The move came on a day when the commission also decided not to extend the wolf hunting season in the southern Bitterroot Valley, where elk populations have plummeted.
The proposal was voted down 5-0. It would have allowed the hunt to continue in the area near the Idaho border until April 1.
FWP commissioners said they were reluctant to approve a piecemeal extension of the hunt instead of taking a statewide approach. They also said they did not want to disturb an ongoing elk study.
Hunters had pushed for the extension, citing the decline in elk numbers. Just six wolves were killed out of the Bitterroot's quota of 18.
The decision left some Bitterroot Valley residents unhappy.

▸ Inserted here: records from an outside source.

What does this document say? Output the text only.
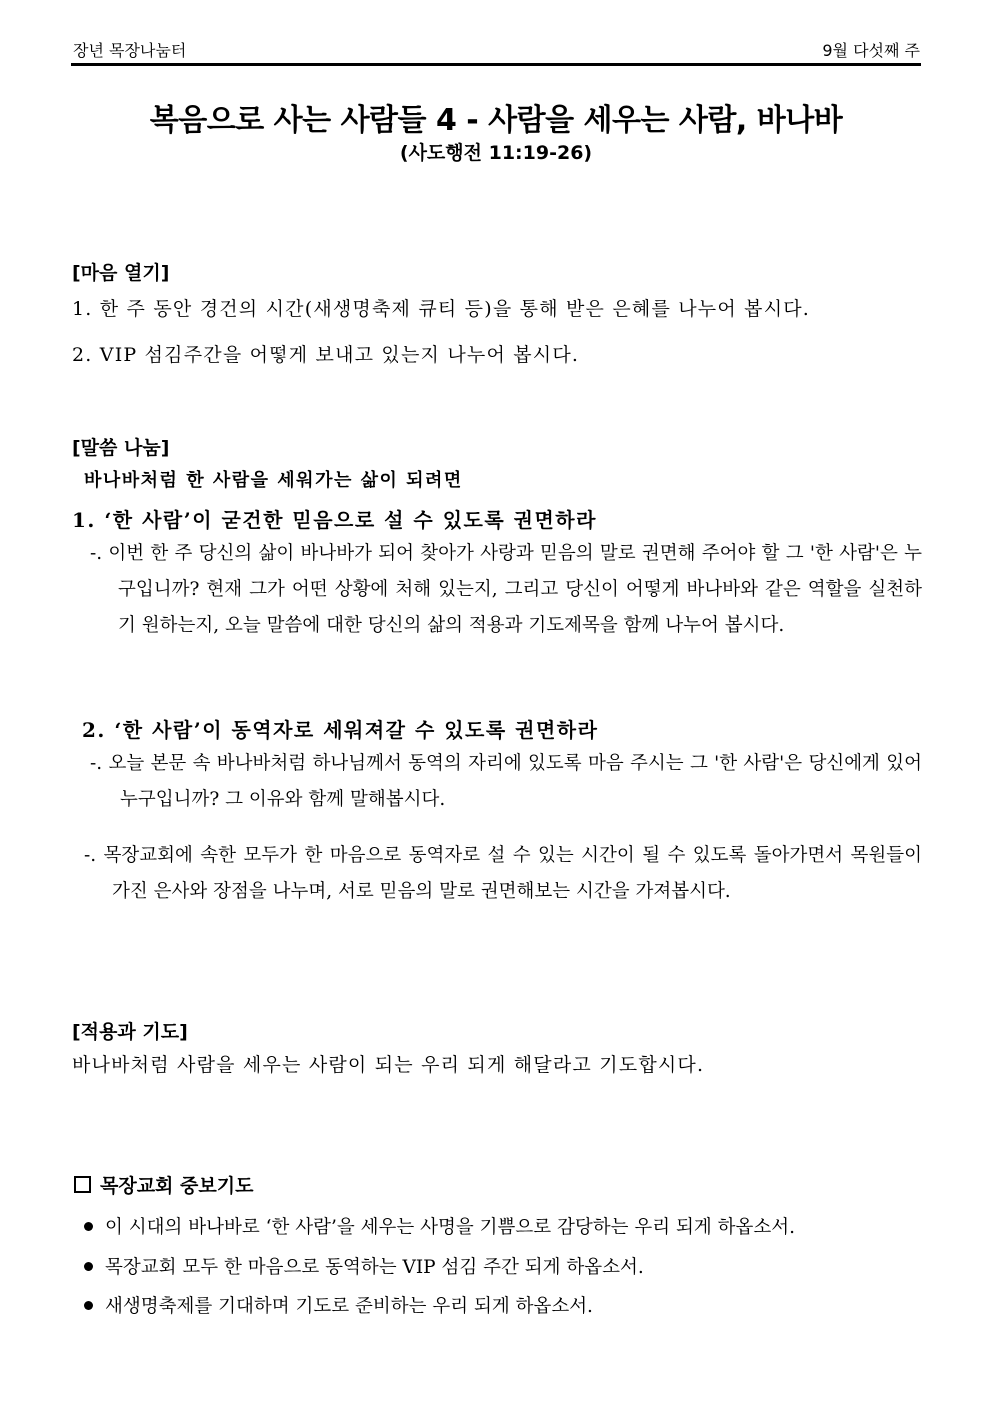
장년 목장나눔터	9월 다섯째 주
복음으로 사는 사람들 4 - 사람을 세우는 사람, 바나바
(사도행전 11:19-26)
[마음 열기]
1. 한 주 동안 경건의 시간(새생명축제 큐티 등)을 통해 받은 은혜를 나누어 봅시다.
2. VIP 섬김주간을 어떻게 보내고 있는지 나누어 봅시다.
[말씀 나눔]
바나바처럼 한 사람을 세워가는 삶이 되려면
1. ‘한 사람’이 굳건한 믿음으로 설 수 있도록 권면하라
-. 이번 한 주 당신의 삶이 바나바가 되어 찾아가 사랑과 믿음의 말로 권면해 주어야 할 그 '한 사람'은 누구입니까? 현재 그가 어떤 상황에 처해 있는지, 그리고 당신이 어떻게 바나바와 같은 역할을 실천하기 원하는지, 오늘 말씀에 대한 당신의 삶의 적용과 기도제목을 함께 나누어 봅시다.
2. ‘한 사람’이 동역자로 세워져갈 수 있도록 권면하라
-. 오늘 본문 속 바나바처럼 하나님께서 동역의 자리에 있도록 마음 주시는 그 '한 사람'은 당신에게 있어 누구입니까? 그 이유와 함께 말해봅시다.
-. 목장교회에 속한 모두가 한 마음으로 동역자로 설 수 있는 시간이 될 수 있도록 돌아가면서 목원들이 가진 은사와 장점을 나누며, 서로 믿음의 말로 권면해보는 시간을 가져봅시다.
[적용과 기도]
바나바처럼 사람을 세우는 사람이 되는 우리 되게 해달라고 기도합시다.
목장교회 중보기도
이 시대의 바나바로 ‘한 사람’을 세우는 사명을 기쁨으로 감당하는 우리 되게 하옵소서.
목장교회 모두 한 마음으로 동역하는 VIP 섬김 주간 되게 하옵소서.
새생명축제를 기대하며 기도로 준비하는 우리 되게 하옵소서.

"We are big-time disappointed with the commission's decision," said Ravalli County Fish and Wildlife Association president Tony Jones. "It was something that we thought was needed and had to happen. ... It doesn't appear that we are going to get any help on our predator problems from the commission or the department."
Said Ravalli County Commissioner Suzy Foss: "There are not a lot of happy campers in the Bitterroot today, especially those ranchers and hunters who have worked so hard to try to have a voice in this. They feel like they are being totally ignored."
Montana's wolf hunt ended on Wednesday. The 166 wolves reported killed equal 75 percent of the state's 220-animal quota.